Полковник уставился на него.

— Статью, Фейн, — терпеливо повторил Кристиан. — Ты вообще-то читал в армии?

— Иногда, — ответил Фейн.

— Шев — настоящий Исаак Ньютон. — Дарэм откинулся в кресле и скрестил ноги. — Хотя ты бы никогда этого не подумал, глядя на него, правда? Ты выглядишь чертовски плохо, Жерво.

— Я и чувствую себя так же, — сказал Кристиан. Левой рукой он погладил собаку и вздохнул. — Проклятье. А я только что отправил ей красную орхидею.


Белый, элегантный, только что построенный загородный дом в Белгрейв Сквейр был оскорблением для Мэдди. Все, что касалось герцога Жерво, оскорбляло ее. Как член Общества Друзей она полагала, что должна проявить заботу, уводя герцога от танцев, азартных игр и праздного времяпрепровождения, но, по правде говоря, ее божественную внутреннюю сущность не слишком интересовало его душевное состояние. На самом деле она ощущала настоящий антагонизм к мужчинам. При обычных обстоятельствах Мэдди не подумала бы о нем. Ей не приходилось никогда много слышать о герцоге Жерво, пока он не начал по каким-то непонятным причинам писать письма в журнал Лондонского Аналитического Общества и стал занимать какое-то невидимое место в маленьком доме Тиммса в Челси.

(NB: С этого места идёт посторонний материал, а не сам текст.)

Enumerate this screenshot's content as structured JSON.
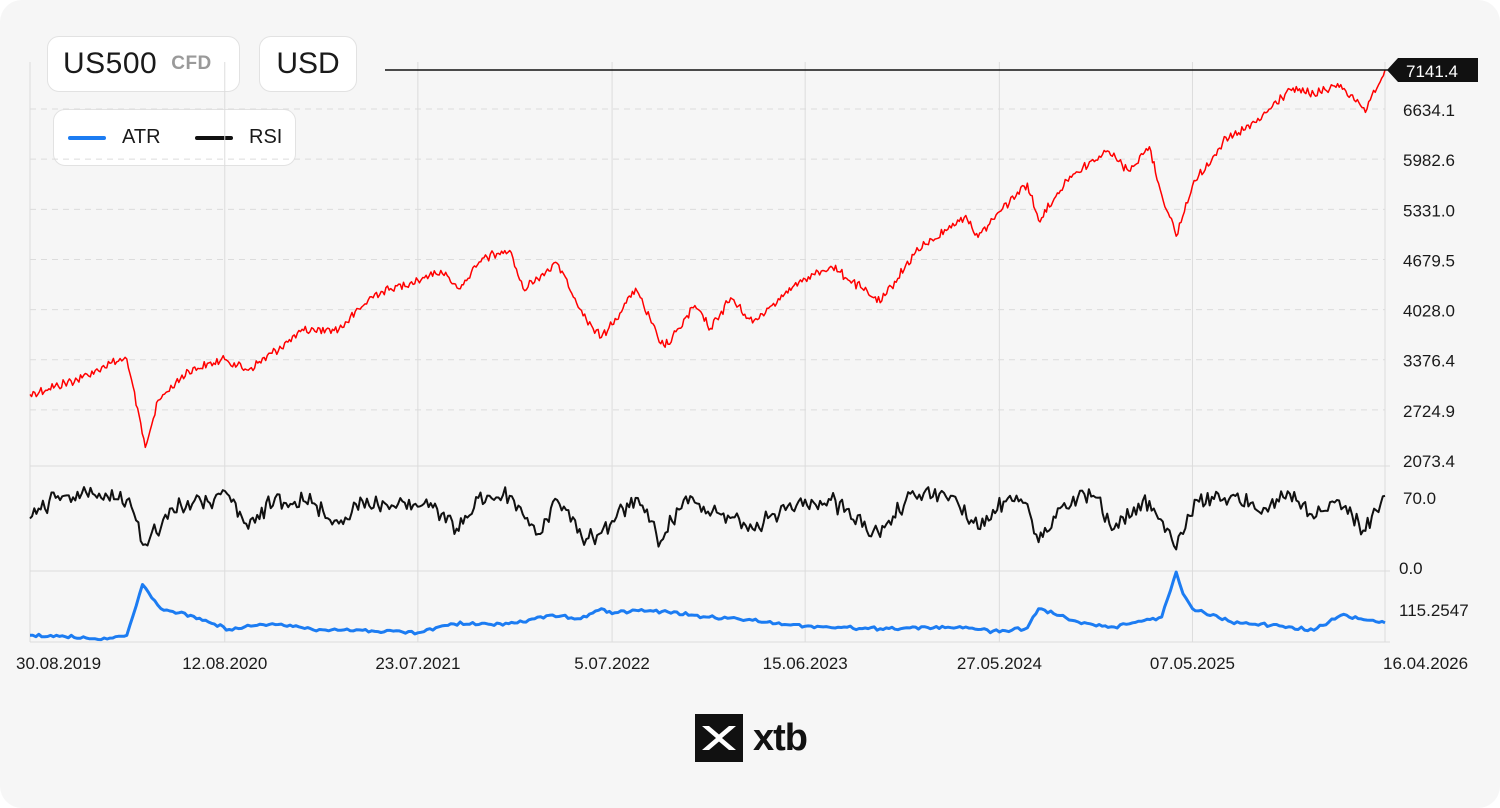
{
  "header": {
    "symbol": "US500",
    "symbol_type": "CFD",
    "currency": "USD"
  },
  "legend": [
    {
      "label": "ATR",
      "color": "#1c7cf2"
    },
    {
      "label": "RSI",
      "color": "#111111"
    }
  ],
  "logo": {
    "text": "xtb",
    "icon": "xtb-x-icon"
  },
  "colors": {
    "price": "#ff0000",
    "rsi": "#111111",
    "atr": "#1c7cf2",
    "grid": "#dcdcdc"
  },
  "chart_data": {
    "type": "line",
    "x_tick_labels": [
      "30.08.2019",
      "12.08.2020",
      "23.07.2021",
      "5.07.2022",
      "15.06.2023",
      "27.05.2024",
      "07.05.2025",
      "16.04.2026"
    ],
    "price": {
      "name": "US500",
      "y_tick_labels": [
        "6634.1",
        "5982.6",
        "5331.0",
        "4679.5",
        "4028.0",
        "3376.4",
        "2724.9",
        "2073.4"
      ],
      "ylim": [
        2073.4,
        7141.4
      ],
      "last_value": 7141.4,
      "last_value_label": "7141.4",
      "x": [
        "2019-08-30",
        "2019-12-01",
        "2020-01-20",
        "2020-02-19",
        "2020-03-23",
        "2020-04-15",
        "2020-06-08",
        "2020-08-12",
        "2020-09-23",
        "2020-12-31",
        "2021-03-04",
        "2021-05-07",
        "2021-07-23",
        "2021-09-02",
        "2021-10-04",
        "2021-11-18",
        "2022-01-03",
        "2022-01-27",
        "2022-03-29",
        "2022-05-20",
        "2022-06-16",
        "2022-07-05",
        "2022-08-16",
        "2022-09-30",
        "2022-10-13",
        "2022-11-30",
        "2022-12-28",
        "2023-02-02",
        "2023-03-13",
        "2023-04-28",
        "2023-06-15",
        "2023-07-31",
        "2023-09-25",
        "2023-10-27",
        "2023-12-29",
        "2024-03-28",
        "2024-04-19",
        "2024-05-27",
        "2024-07-16",
        "2024-08-05",
        "2024-09-30",
        "2024-12-06",
        "2025-01-13",
        "2025-02-19",
        "2025-03-13",
        "2025-04-08",
        "2025-05-07",
        "2025-06-30",
        "2025-08-29",
        "2025-10-28",
        "2025-12-10",
        "2026-01-27",
        "2026-02-20",
        "2026-03-12",
        "2026-04-16"
      ],
      "y": [
        2926,
        3140,
        3330,
        3386,
        2237,
        2850,
        3232,
        3380,
        3240,
        3756,
        3770,
        4230,
        4410,
        4536,
        4300,
        4700,
        4796,
        4300,
        4630,
        3900,
        3666,
        3831,
        4305,
        3585,
        3577,
        4080,
        3783,
        4180,
        3855,
        4170,
        4425,
        4590,
        4300,
        4117,
        4770,
        5250,
        4967,
        5300,
        5670,
        5186,
        5760,
        6090,
        5830,
        6144,
        5520,
        4982,
        5640,
        6200,
        6460,
        6890,
        6830,
        6950,
        6750,
        6590,
        7141.4
      ]
    },
    "rsi": {
      "name": "RSI",
      "y_tick_labels": [
        "70.0",
        "0.0"
      ],
      "ylim": [
        0,
        100
      ],
      "x": [
        "2019-08-30",
        "2019-10-15",
        "2019-12-20",
        "2020-02-19",
        "2020-03-23",
        "2020-05-10",
        "2020-07-01",
        "2020-08-20",
        "2020-09-23",
        "2020-11-10",
        "2021-01-15",
        "2021-03-04",
        "2021-04-15",
        "2021-06-10",
        "2021-08-15",
        "2021-10-04",
        "2021-11-08",
        "2022-01-03",
        "2022-02-23",
        "2022-03-29",
        "2022-05-20",
        "2022-06-16",
        "2022-08-16",
        "2022-09-30",
        "2022-11-10",
        "2023-01-20",
        "2023-03-13",
        "2023-05-15",
        "2023-07-31",
        "2023-10-27",
        "2023-12-20",
        "2024-03-01",
        "2024-04-19",
        "2024-06-15",
        "2024-07-16",
        "2024-08-05",
        "2024-09-20",
        "2024-11-11",
        "2024-12-18",
        "2025-02-19",
        "2025-04-08",
        "2025-05-15",
        "2025-07-15",
        "2025-09-15",
        "2025-10-28",
        "2025-12-10",
        "2026-01-20",
        "2026-03-12",
        "2026-04-16"
      ],
      "y": [
        50,
        70,
        74,
        68,
        25,
        60,
        66,
        72,
        40,
        70,
        65,
        45,
        67,
        62,
        65,
        38,
        70,
        72,
        35,
        68,
        30,
        36,
        70,
        28,
        68,
        55,
        40,
        62,
        68,
        32,
        74,
        72,
        40,
        72,
        64,
        27,
        65,
        72,
        40,
        67,
        20,
        68,
        72,
        60,
        74,
        50,
        68,
        38,
        72
      ]
    },
    "atr": {
      "name": "ATR",
      "y_tick_labels": [
        "115.2547"
      ],
      "ylim": [
        0,
        420
      ],
      "x": [
        "2019-08-30",
        "2019-11-01",
        "2020-01-15",
        "2020-02-19",
        "2020-03-18",
        "2020-04-20",
        "2020-06-12",
        "2020-08-20",
        "2020-11-05",
        "2021-01-28",
        "2021-04-15",
        "2021-07-23",
        "2021-09-20",
        "2021-12-01",
        "2022-01-27",
        "2022-03-15",
        "2022-05-10",
        "2022-06-16",
        "2022-07-05",
        "2022-08-16",
        "2022-10-13",
        "2022-12-20",
        "2023-03-13",
        "2023-06-15",
        "2023-10-27",
        "2024-03-28",
        "2024-04-19",
        "2024-05-27",
        "2024-07-16",
        "2024-08-05",
        "2024-10-15",
        "2024-12-18",
        "2025-01-20",
        "2025-03-13",
        "2025-04-08",
        "2025-04-20",
        "2025-05-07",
        "2025-07-15",
        "2025-10-15",
        "2025-12-10",
        "2026-01-27",
        "2026-03-20",
        "2026-04-16"
      ],
      "y": [
        40,
        32,
        18,
        40,
        345,
        200,
        160,
        75,
        110,
        75,
        70,
        55,
        110,
        105,
        120,
        160,
        140,
        200,
        170,
        190,
        180,
        150,
        130,
        95,
        80,
        90,
        75,
        60,
        85,
        200,
        120,
        90,
        115,
        150,
        420,
        290,
        200,
        120,
        95,
        70,
        160,
        130,
        115.25
      ]
    }
  }
}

Она всегда читала журнал вслух своему отцу и, конечно, это она написала под диктовку ответ на опубликованное письмо герцога с запросом о монографии Тиммса о решении уравнений пятой степени. С тех пор прошло почти шесть месяцев, в ящиках на окнах рос сладкий горох, и тюльпаны красными всполохами выделялись на фоне бледных стен. Мэдди стала постоянной гостьей в Белгрейв Сквейр.

Она никогда не видела самого Жерво. Она вообще не заглядывалась на мужчин. А герцог никогда не обратил бы внимания на женщину такого скромного квакерского поведения, как она. Он лично не посещал собраний Аналитического Общества, у него были более аристократичные и сомнительные способы времяпрепровождения.

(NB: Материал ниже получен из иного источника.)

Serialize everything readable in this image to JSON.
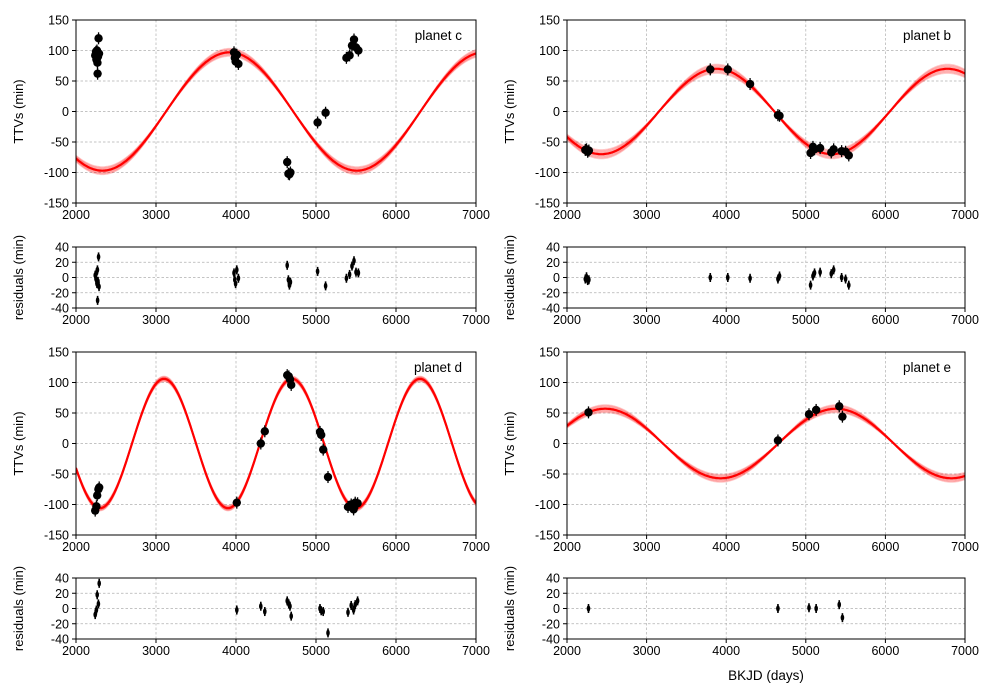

И вот Архимедия Тиммс появилась на пороге его благородного дома с копией последней работы отца, переписанной ее аккуратным почерком. Забрав бумаги, старший лакей Кальвин проводил ее в нишу гостиной, предложил шоколад, унес записи Тиммса и оставил ее чуть ли не на три с половиной часа, заставив ждать своего возвращения с запиской и несколькими исписанными ручкой листами. Ряды уравнений были выписаны так, словно буквы, цифры и дуги представляли большую эстетическую ценность, чем математический результат.

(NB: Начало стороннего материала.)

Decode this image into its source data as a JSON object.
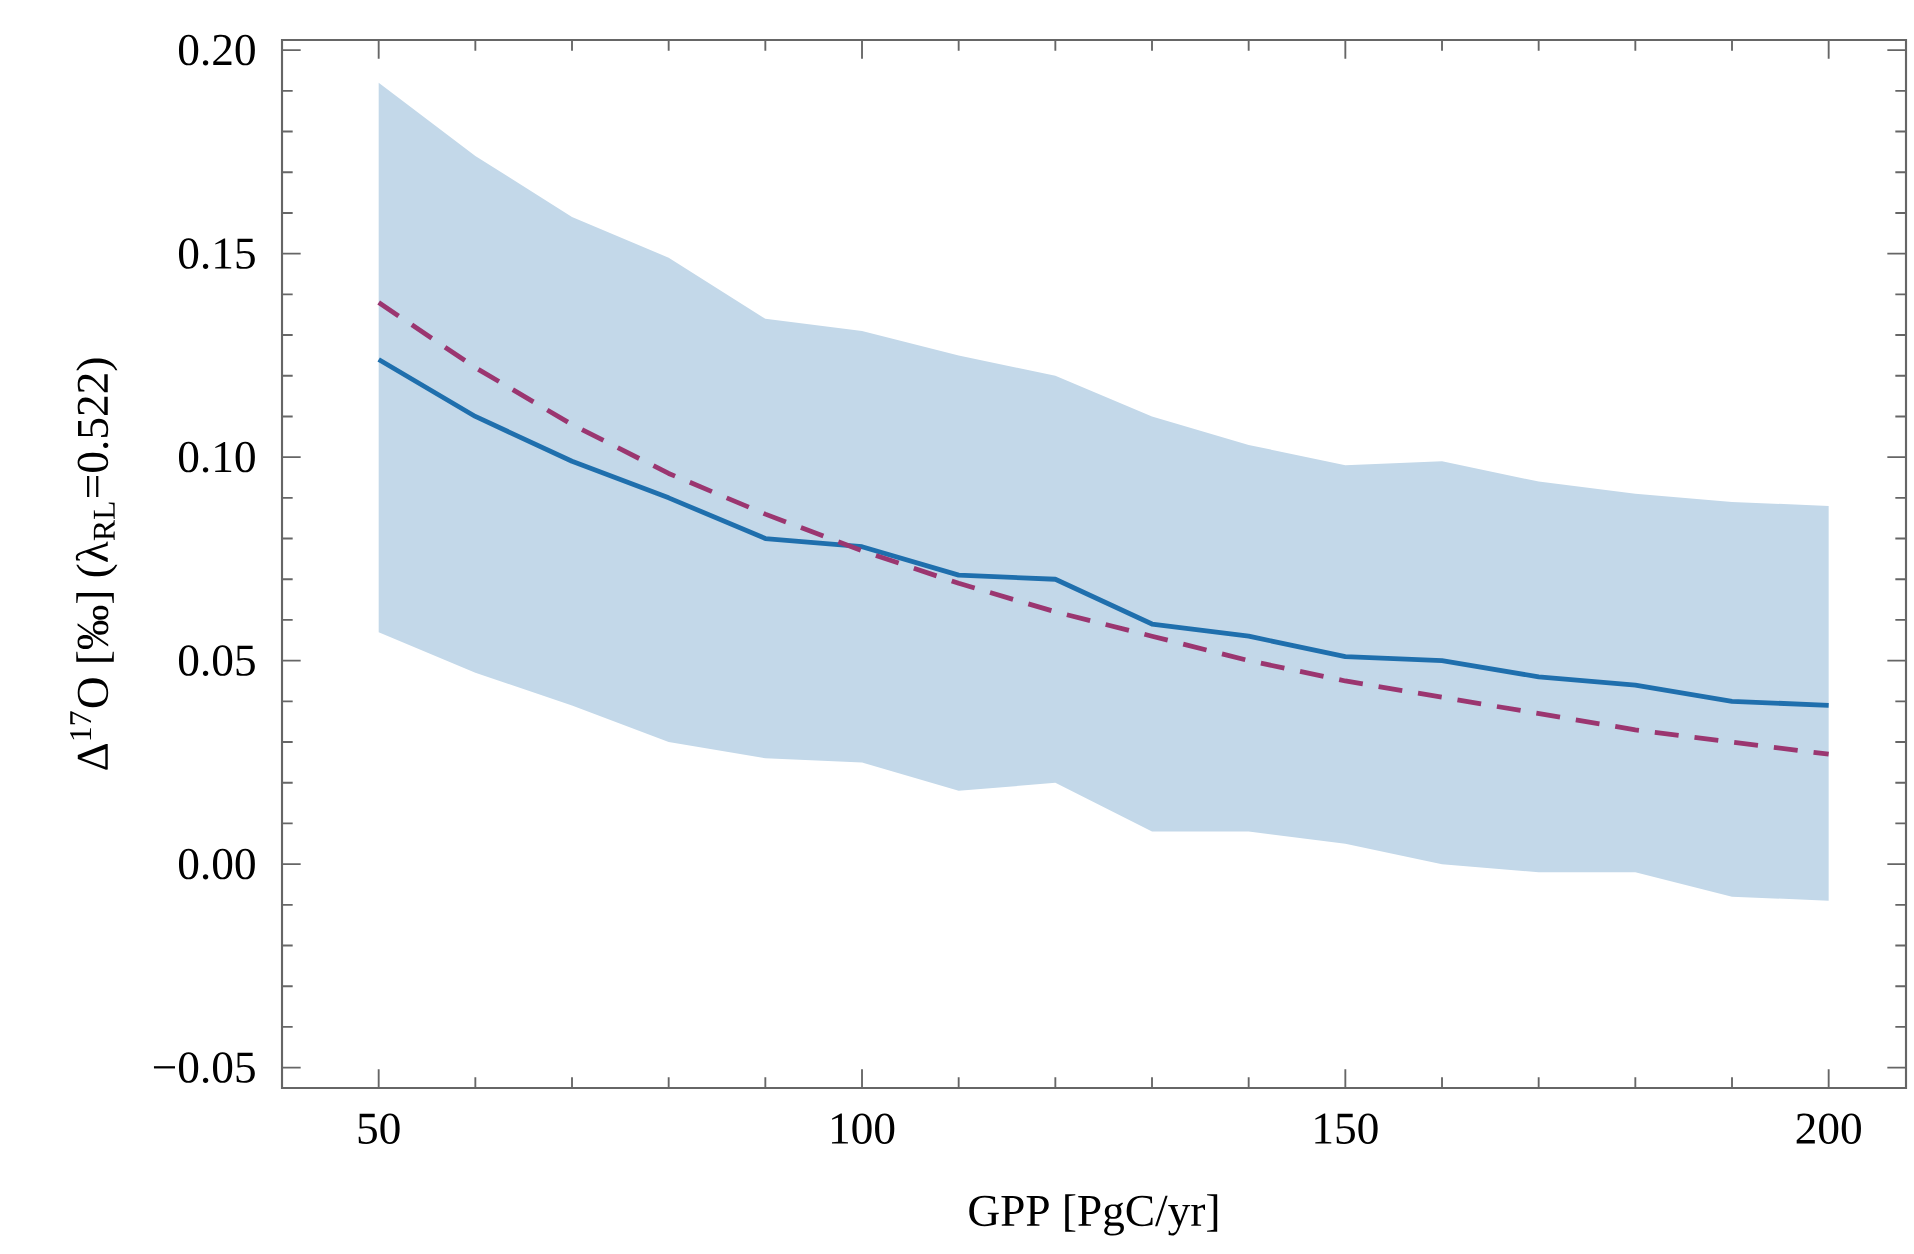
{
  "chart_data": {
    "type": "line",
    "xlabel": "GPP [PgC/yr]",
    "ylabel": "Δ$^{17}$O [‰] (λ$_{RL}$=0.522)",
    "x": [
      50,
      60,
      70,
      80,
      90,
      100,
      110,
      120,
      130,
      140,
      150,
      160,
      170,
      180,
      190,
      200
    ],
    "series": [
      {
        "color": "#1f6fad",
        "line_style": "solid",
        "values": [
          0.124,
          0.11,
          0.099,
          0.09,
          0.08,
          0.078,
          0.071,
          0.07,
          0.059,
          0.056,
          0.051,
          0.05,
          0.046,
          0.044,
          0.04,
          0.039
        ],
        "upper": [
          0.192,
          0.174,
          0.159,
          0.149,
          0.134,
          0.131,
          0.125,
          0.12,
          0.11,
          0.103,
          0.098,
          0.099,
          0.094,
          0.091,
          0.089,
          0.088
        ],
        "lower": [
          0.057,
          0.047,
          0.039,
          0.03,
          0.026,
          0.025,
          0.018,
          0.02,
          0.008,
          0.008,
          0.005,
          0.0,
          -0.002,
          -0.002,
          -0.008,
          -0.009
        ]
      },
      {
        "color": "#9b3670",
        "line_style": "dashed",
        "values": [
          0.138,
          0.122,
          0.108,
          0.096,
          0.086,
          0.077,
          0.069,
          0.062,
          0.056,
          0.05,
          0.045,
          0.041,
          0.037,
          0.033,
          0.03,
          0.027
        ]
      }
    ],
    "xlim": [
      40,
      208
    ],
    "ylim": [
      -0.055,
      0.2025
    ],
    "xticks": [
      50,
      100,
      150,
      200
    ],
    "yticks": [
      {
        "value": -0.05,
        "label": "−0.05"
      },
      {
        "value": 0,
        "label": "0.00"
      },
      {
        "value": 0.05,
        "label": "0.05"
      },
      {
        "value": 0.1,
        "label": "0.10"
      },
      {
        "value": 0.15,
        "label": "0.15"
      },
      {
        "value": 0.2,
        "label": "0.20"
      }
    ],
    "marker": "none"
  }
}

Чаще всего Кальвин возвращался с обещанием герцога, завтра. А когда она приходила на следующий день, назывался другой срок, потом еще — до тех пор, пока она не теряла терпение. К этому добавлялось спокойное, но несколько растущее возбуждение отца, связанное с тематикой их совместной с Жерво работы. Вся жизнь отца была в математике, неопровержимое доказательство теоремы поставило весь смысл его существования не для личной славы из-за такого достижения, а из любви к науке. Он считал герцога чудом, удивительным благом в своей жизни и воспринимал нерегулярное общение с этим человеком с бесконечным терпением.

По правде говоря, Мэдди испугалась, что она немного ревнует. Как светилось лицо отца, когда она, наконец, вернулась от Жерво с новым набором уравнений и аксиом, как он был потрясен, а потом глубоко удовлетворен, когда она прочитала ему все, и он обнаружил новое вычисление, выполненное с особой тщательностью. Да, можно было позавидовать такому счастью, ведь для нее в математике не было ничего, кроме бесконечного набора символов. Эта наука напоминала ей послание на иностранном языке, которое можно прочитать и произнести, но нельзя понять. Некоторые люди были просто рождены математиками, а Мэдди, несмотря на счастливые надежды отца, даже назвавшего ее в честь Архимеда, была не из их числа.